Eliseo did not even get that chance. No one knows how many days he was in exile in the desert. He was 27. He spent a month in the intensive care unit, while a machine breathed for him. While he never regained consciousness, his heart continued to beat. After a month on a ventilator, his heart finally stopped. The nurse called for resuscitation. The team came. After all he was only 27 years old.
The resuscitation was briefly cancelled while the people in suits argued about odds, and dollars, and politics. When his heart again stopped, he was again resuscitated. And then, it stopped for good. His name will never be counted in the body count in the war against a stupid, cruel, and expensive border policy.
Nurses and doctors are pledged to care for the sick. There is nothing in the oaths we take or the Ethics Codes to which we adhere that says we can only take care of those who have the right kind of papers, skin color, national origin, or economic status. We are compelled by our oaths and souls to bind up the wounds, splint the shattered limbs, treat the third degree foot burns and damaged kidneys, and hold the hands of suffering, frightened ordinary men, women, and children who have come to this promised land looking for work, community, and a future. When we are prohibited from providing the care that we know is necessary, it becomes a job that breaks our hearts.
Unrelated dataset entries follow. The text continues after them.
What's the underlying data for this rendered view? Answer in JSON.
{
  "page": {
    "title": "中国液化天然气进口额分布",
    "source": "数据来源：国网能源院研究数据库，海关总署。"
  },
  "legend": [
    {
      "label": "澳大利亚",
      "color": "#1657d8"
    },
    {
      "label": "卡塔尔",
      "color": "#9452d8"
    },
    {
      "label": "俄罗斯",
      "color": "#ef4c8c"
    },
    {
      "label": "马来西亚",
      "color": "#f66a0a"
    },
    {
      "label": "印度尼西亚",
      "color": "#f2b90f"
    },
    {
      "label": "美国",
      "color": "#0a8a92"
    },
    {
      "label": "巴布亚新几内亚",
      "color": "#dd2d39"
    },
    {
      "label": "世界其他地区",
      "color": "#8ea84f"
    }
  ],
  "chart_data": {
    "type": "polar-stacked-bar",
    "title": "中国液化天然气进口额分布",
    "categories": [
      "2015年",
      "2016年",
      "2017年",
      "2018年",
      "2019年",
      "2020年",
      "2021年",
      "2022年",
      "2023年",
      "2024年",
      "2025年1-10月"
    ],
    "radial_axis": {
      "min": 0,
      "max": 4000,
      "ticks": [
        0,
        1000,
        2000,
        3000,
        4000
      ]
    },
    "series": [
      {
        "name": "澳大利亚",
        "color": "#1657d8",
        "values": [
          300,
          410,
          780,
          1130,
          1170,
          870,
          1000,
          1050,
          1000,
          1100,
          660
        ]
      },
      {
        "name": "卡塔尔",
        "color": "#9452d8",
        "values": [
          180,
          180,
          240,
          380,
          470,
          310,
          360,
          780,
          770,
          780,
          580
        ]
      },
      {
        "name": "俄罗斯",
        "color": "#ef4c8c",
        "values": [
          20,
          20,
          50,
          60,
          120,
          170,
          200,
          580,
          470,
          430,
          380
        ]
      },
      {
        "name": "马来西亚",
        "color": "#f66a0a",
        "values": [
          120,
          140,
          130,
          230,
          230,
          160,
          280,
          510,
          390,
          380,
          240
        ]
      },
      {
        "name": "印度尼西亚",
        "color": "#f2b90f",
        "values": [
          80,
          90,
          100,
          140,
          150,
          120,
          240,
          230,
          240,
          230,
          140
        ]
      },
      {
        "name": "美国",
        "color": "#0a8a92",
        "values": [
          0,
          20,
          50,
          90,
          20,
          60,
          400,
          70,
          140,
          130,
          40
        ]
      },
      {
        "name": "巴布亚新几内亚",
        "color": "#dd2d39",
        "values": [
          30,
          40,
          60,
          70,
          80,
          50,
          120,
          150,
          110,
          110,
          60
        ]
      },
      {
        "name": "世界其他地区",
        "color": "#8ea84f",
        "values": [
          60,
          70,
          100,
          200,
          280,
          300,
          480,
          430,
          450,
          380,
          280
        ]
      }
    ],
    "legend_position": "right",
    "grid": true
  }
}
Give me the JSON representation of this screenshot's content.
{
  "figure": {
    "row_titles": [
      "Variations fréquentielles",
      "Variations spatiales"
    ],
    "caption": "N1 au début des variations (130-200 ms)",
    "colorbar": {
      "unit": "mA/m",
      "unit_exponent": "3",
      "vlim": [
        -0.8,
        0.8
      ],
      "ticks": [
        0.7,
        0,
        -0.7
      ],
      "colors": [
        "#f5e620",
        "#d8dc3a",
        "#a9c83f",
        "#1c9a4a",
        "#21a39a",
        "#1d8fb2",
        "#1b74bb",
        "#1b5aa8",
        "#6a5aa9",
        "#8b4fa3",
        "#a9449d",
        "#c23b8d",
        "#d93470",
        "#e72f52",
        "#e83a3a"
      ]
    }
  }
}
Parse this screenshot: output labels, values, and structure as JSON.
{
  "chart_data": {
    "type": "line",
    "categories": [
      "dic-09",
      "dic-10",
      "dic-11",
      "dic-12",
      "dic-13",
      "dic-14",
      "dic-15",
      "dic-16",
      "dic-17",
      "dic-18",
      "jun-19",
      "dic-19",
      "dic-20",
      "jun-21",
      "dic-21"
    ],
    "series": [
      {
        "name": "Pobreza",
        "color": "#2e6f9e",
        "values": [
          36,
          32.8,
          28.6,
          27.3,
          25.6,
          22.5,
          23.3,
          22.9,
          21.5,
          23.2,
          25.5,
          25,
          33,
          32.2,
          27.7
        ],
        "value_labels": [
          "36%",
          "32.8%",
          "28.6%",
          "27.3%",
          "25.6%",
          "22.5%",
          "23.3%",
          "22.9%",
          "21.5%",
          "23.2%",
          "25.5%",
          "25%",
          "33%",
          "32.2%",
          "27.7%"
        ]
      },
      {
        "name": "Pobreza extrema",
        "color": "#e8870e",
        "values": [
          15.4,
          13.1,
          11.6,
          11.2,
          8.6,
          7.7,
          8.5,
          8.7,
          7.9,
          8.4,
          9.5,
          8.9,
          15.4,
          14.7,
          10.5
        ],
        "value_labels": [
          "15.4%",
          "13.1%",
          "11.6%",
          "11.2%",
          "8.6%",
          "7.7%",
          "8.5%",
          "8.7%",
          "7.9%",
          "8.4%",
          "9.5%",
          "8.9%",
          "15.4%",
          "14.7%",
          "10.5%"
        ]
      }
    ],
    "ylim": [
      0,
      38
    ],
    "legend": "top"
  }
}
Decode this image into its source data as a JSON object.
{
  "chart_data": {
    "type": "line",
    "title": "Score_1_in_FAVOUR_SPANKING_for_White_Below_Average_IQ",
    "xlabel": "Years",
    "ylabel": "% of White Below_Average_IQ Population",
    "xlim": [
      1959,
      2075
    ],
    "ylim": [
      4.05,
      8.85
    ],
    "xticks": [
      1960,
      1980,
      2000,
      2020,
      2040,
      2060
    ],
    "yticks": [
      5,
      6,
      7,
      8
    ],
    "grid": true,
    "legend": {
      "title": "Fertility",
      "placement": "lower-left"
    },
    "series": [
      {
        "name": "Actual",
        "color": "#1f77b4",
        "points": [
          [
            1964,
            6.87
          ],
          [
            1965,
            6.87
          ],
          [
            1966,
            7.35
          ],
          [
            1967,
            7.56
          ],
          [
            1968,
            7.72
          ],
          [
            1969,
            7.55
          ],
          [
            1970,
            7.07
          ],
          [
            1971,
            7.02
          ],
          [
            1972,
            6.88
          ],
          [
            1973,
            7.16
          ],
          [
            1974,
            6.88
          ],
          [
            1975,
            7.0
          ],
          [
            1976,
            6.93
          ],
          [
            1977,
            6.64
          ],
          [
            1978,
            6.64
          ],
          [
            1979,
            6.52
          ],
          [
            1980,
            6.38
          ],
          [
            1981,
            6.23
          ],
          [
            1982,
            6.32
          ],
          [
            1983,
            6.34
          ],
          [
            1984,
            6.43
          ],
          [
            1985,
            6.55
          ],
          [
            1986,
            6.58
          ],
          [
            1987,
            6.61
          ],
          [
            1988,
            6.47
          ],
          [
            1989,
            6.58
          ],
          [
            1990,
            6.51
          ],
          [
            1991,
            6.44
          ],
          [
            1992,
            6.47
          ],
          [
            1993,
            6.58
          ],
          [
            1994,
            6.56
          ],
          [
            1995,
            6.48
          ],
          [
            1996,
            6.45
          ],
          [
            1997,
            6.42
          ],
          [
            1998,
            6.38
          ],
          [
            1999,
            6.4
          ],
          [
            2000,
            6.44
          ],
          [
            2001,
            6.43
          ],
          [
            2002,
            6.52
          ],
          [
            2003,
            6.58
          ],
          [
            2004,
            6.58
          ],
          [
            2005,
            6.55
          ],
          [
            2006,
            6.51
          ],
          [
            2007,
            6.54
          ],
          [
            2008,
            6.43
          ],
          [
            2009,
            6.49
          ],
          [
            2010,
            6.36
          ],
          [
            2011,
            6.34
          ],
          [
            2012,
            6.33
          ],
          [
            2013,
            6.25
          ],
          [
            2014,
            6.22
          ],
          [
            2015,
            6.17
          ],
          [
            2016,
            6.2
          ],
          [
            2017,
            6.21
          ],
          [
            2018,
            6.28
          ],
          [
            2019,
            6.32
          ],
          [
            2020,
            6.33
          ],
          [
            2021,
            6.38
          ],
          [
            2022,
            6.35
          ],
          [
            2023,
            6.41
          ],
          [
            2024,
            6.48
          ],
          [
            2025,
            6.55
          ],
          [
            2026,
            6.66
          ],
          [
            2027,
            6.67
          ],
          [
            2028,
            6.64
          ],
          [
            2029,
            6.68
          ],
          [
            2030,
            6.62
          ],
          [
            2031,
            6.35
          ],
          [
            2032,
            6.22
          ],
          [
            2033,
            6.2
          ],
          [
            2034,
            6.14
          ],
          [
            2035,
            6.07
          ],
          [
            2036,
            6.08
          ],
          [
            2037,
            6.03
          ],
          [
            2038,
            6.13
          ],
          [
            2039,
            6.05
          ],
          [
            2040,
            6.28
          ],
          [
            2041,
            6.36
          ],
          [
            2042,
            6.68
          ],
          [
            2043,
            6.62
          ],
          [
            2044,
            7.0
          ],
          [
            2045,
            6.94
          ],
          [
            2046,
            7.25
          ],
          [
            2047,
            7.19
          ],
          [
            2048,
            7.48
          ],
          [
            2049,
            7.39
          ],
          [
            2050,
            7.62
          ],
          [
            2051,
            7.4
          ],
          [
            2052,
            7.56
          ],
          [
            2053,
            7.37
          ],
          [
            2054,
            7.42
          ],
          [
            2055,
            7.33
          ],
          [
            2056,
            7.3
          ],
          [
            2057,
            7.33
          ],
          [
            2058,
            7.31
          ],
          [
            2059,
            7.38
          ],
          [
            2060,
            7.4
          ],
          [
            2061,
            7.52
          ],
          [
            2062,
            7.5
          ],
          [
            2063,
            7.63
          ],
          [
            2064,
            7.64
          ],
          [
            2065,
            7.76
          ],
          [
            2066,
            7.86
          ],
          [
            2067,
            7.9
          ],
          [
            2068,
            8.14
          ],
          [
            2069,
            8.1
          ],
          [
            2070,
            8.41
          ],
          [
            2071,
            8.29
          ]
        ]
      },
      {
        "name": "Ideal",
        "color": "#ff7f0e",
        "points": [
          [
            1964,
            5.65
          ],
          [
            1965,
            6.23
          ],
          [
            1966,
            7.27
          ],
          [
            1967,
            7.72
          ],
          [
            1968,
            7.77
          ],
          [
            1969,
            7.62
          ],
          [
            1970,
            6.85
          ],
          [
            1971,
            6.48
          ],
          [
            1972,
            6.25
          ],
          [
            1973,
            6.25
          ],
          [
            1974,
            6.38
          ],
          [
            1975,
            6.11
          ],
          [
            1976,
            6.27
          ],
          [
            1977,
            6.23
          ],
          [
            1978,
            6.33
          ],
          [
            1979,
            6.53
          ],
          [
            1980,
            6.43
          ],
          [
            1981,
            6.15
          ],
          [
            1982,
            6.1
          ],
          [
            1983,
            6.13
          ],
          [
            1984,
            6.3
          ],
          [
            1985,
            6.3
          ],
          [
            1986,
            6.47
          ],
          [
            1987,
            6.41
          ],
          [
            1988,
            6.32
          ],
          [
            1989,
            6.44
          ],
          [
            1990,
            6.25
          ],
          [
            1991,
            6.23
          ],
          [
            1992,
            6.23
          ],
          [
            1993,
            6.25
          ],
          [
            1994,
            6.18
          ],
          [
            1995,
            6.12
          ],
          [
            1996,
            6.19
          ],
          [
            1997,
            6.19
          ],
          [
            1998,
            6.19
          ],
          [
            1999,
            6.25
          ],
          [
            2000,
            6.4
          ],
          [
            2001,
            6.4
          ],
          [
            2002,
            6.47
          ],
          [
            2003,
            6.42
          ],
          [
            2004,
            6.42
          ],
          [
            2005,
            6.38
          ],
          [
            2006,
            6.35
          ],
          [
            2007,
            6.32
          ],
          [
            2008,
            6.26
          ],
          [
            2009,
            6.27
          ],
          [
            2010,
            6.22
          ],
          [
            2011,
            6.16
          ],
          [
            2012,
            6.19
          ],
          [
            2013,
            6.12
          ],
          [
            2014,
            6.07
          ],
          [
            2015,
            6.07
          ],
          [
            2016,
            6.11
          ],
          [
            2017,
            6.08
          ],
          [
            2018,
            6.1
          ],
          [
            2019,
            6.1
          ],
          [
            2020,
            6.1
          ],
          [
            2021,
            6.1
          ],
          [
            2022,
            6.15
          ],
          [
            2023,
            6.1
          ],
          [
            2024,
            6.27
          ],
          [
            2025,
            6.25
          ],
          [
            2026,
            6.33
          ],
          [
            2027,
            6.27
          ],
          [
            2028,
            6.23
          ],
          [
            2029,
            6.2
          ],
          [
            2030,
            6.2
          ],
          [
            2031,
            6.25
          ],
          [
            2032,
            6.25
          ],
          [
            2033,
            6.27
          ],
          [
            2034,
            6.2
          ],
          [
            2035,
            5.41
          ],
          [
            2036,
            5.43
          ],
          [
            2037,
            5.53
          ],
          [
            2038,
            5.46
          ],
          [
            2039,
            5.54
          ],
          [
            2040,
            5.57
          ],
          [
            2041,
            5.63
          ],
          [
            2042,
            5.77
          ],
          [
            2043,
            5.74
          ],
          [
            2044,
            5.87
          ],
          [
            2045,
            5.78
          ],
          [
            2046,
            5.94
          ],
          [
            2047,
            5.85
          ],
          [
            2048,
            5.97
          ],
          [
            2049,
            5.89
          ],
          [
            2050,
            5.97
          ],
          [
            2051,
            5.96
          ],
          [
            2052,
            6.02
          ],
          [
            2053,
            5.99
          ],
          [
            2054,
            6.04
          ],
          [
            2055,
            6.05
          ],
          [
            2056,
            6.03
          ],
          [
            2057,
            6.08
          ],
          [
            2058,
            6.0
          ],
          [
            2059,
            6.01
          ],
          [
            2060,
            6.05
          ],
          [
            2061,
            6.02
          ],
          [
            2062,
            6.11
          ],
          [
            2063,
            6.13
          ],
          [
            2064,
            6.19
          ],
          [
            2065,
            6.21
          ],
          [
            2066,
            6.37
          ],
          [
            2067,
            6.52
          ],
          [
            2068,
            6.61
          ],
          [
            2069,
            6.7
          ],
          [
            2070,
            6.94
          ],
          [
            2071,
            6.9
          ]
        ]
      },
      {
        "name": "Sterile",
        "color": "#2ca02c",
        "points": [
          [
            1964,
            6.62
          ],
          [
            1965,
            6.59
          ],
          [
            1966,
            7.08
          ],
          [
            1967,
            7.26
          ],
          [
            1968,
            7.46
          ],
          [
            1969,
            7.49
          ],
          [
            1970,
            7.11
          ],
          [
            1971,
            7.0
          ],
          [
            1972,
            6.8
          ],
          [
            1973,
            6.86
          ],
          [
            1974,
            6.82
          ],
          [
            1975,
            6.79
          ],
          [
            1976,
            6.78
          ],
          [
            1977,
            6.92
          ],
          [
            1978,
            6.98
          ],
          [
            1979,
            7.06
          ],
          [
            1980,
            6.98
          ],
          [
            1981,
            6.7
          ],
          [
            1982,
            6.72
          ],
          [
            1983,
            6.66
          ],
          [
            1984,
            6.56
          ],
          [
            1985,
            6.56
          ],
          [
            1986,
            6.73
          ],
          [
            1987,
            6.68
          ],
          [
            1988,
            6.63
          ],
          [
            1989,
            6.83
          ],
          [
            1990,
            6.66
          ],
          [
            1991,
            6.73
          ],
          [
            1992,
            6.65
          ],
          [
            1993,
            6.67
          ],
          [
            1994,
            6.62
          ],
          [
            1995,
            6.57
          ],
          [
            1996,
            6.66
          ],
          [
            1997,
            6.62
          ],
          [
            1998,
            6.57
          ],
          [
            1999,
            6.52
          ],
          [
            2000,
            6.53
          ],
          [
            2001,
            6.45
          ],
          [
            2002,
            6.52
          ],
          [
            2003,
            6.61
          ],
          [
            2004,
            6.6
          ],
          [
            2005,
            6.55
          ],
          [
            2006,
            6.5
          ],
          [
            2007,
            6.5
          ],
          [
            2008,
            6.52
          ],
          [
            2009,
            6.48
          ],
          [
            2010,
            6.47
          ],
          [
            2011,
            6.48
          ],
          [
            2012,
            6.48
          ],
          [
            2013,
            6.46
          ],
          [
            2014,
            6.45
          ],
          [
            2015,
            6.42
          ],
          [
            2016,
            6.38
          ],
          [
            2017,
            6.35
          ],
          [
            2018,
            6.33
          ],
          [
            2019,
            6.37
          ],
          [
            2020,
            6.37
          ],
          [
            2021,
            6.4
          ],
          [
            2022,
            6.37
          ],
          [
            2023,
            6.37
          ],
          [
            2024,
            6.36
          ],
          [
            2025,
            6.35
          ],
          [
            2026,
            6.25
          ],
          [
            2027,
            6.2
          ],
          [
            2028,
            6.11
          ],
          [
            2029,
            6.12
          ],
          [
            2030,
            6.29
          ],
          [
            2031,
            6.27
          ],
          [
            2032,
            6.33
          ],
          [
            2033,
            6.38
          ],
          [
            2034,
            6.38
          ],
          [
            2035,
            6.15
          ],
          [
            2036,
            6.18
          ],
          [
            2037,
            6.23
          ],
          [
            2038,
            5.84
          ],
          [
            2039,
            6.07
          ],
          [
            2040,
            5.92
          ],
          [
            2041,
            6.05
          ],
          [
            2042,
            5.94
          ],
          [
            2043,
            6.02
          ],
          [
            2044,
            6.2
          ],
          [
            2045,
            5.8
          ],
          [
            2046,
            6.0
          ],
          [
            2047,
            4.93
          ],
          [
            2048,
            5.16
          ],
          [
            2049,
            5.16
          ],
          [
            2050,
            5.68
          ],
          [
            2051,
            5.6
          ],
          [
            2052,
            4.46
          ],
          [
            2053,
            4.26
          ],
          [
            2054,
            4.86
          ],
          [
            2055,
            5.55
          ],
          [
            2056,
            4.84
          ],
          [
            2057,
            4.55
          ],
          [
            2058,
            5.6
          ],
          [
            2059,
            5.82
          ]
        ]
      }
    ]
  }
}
Every year, these scenarios are repeated again and again along the border. Every year, the numbers grow. Each hospital has its own stories of these uncounted patients. The expense, in uncompensated health care dollars, destroyed lives and broken health care workers, increases daily. There are many human rights and health care rights organizations that are fighting to bring an end to this failed border policy that wastes human life. Find one. Start one. Let’s get to work. Basta ya!
Carolyn Trowbridge is a nephrology nurse in Tucson, Ariz.